В другой раз собрались на 28-м этаже. Отмечалась первая книга Глеба Латунного. Стас загудел прямо с порога:

— Здравствуй, здравствуй, графоман ты мой несчастный! Стыдно, небось, на людей смотреть? Ну ничего, привыкнешь, бездарь моя дремучая!

Родители Латунного ужаснулись, тётя откинулась в полуобмороке, дядя взъярился.

— Не обижайтесь, товарищи, на Стаса, — зашептали мы родственникам. — Это у него не от хамства, это как бы защитная маска, панцирь. Очень ранимая личность, тонкая конструкция, почти без кожи человек, сами видите...

Родители и родственники понимающе закивали, преисполнились к молодому человеку сочувствием.

Весь вечер Рассолов защищался, как мог. Одной рукой сгребая жареную поросятину, другой подливая можжевеловку, он поднимал тосты за хозяйку дома, называя её Терентием Николаевичем, и за хозяина, величая его Мартой Львовной. Ушёл он с набитыми карманами, нагруженный свёртками, уносил недопитое и несъеденное, уносил также гордость семьи — кабинетный набор «Три богатыря». “Марта Львовна” подарил ему набор сразу после того, как Стас, хлопнув его по животу, прогудел снисходительно:

— Пора, Таракан Тараканыч, расставаться с соцнакоплениями.

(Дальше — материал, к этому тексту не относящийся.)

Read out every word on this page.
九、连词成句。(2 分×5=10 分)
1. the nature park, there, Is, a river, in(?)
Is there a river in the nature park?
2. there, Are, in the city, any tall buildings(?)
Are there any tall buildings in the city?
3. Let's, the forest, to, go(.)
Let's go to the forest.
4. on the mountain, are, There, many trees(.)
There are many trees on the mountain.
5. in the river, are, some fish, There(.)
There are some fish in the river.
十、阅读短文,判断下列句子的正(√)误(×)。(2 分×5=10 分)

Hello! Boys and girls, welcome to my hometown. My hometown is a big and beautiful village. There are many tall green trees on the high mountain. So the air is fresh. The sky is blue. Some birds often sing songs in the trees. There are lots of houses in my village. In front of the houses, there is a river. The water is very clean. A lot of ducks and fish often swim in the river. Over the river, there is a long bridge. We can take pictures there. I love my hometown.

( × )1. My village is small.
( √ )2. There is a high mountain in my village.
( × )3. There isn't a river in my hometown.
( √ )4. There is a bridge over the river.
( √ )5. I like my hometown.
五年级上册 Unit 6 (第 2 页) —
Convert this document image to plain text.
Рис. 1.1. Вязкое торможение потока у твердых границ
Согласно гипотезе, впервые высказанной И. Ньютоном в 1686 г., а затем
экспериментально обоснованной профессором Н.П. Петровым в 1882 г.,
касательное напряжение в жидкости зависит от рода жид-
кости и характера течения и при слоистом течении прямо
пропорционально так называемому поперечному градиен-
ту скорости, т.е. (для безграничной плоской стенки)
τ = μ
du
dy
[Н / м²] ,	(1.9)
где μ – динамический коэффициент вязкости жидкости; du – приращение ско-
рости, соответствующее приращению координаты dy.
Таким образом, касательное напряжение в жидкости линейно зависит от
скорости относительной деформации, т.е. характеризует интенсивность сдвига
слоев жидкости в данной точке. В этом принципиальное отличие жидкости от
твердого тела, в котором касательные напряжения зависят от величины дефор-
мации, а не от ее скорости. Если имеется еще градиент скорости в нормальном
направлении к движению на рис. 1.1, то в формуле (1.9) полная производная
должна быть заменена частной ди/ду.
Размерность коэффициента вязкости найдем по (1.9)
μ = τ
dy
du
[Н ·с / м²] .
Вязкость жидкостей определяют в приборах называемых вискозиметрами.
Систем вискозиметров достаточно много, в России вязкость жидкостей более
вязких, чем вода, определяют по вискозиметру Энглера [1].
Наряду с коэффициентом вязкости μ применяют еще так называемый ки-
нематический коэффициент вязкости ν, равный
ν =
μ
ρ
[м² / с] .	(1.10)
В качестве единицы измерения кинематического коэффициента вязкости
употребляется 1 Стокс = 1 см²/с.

Мы все смотрели с двадцать восьмого этажа, как одинокая солидная фигура Рассолова пересекала площадь.

— Что-то в нём есть от Печорина, — тихо сказала биолог Зяблова, и в глубоких её глазах появилась жалость, от которой, как известно, до любви один шаг. — Да, что-то от Печорина или даже скорее от Грушницкого с его серой шинелью.

— А может быть, даже и от раннего Маяковского с его жёлтой кофтой, — проговорила химик Пхакадзе.

Мы все согласились с девушками. Какая ранимая, незащищённая личность!

Так мы и жили своей весёлой дружной компанией вместе с Рассоловым. С годами его ранимость росла. Он начал сморкаться в салфетки, за столом рассказывать самому себе сальные анекдоты, забирал из семейных библиотек книги, из гардеробов галстуки, свитеры и носки, пачкал полы, ломал осветительные и музыкальные приборы, высмеивал общественно полезный и литературно-художественный труд своих собратьев. Называл он нас не иначе как дебилами, маразматиками, нуворишами, амтеллигенцией, хвостами собачьими и лишь по праздникам — мыльными пузырями. Мы не обижались, так как знали, отчего это всё происходит — не от хамства, нет, из-за ранимости. Своего рода защитная реакция, наивные, трогательные попытки скрыть свою внутреннюю нежную сущность.

И вот мы состарились. Однажды собрались в Тимирязевском лесопарке и сели в кружок, оплывшие, полубольные. Спели хором какой-то старинный “хали-гали” (Стас при этом голосил «Ладушку»), а потом замолчали, задумались.

— Скажи, Стас, — сказал я, — вот ты всю жизнь обижал нас, оскорблял, издевался... ведь это же, Стас, у тебя не от хамства — правда? — это у тебя от какой-то глубокой внутренней ранимости, да?

— Пожалуй, вы правы, друзья, — тихим, необычным голосом произнёс Рассолов. — Пожалуй, это у меня от ранимости... — он ещё подумал с минуту. — А впрочем, должно быть, вы ошибаетесь, друзья. Скорей всего, это у меня от хамства.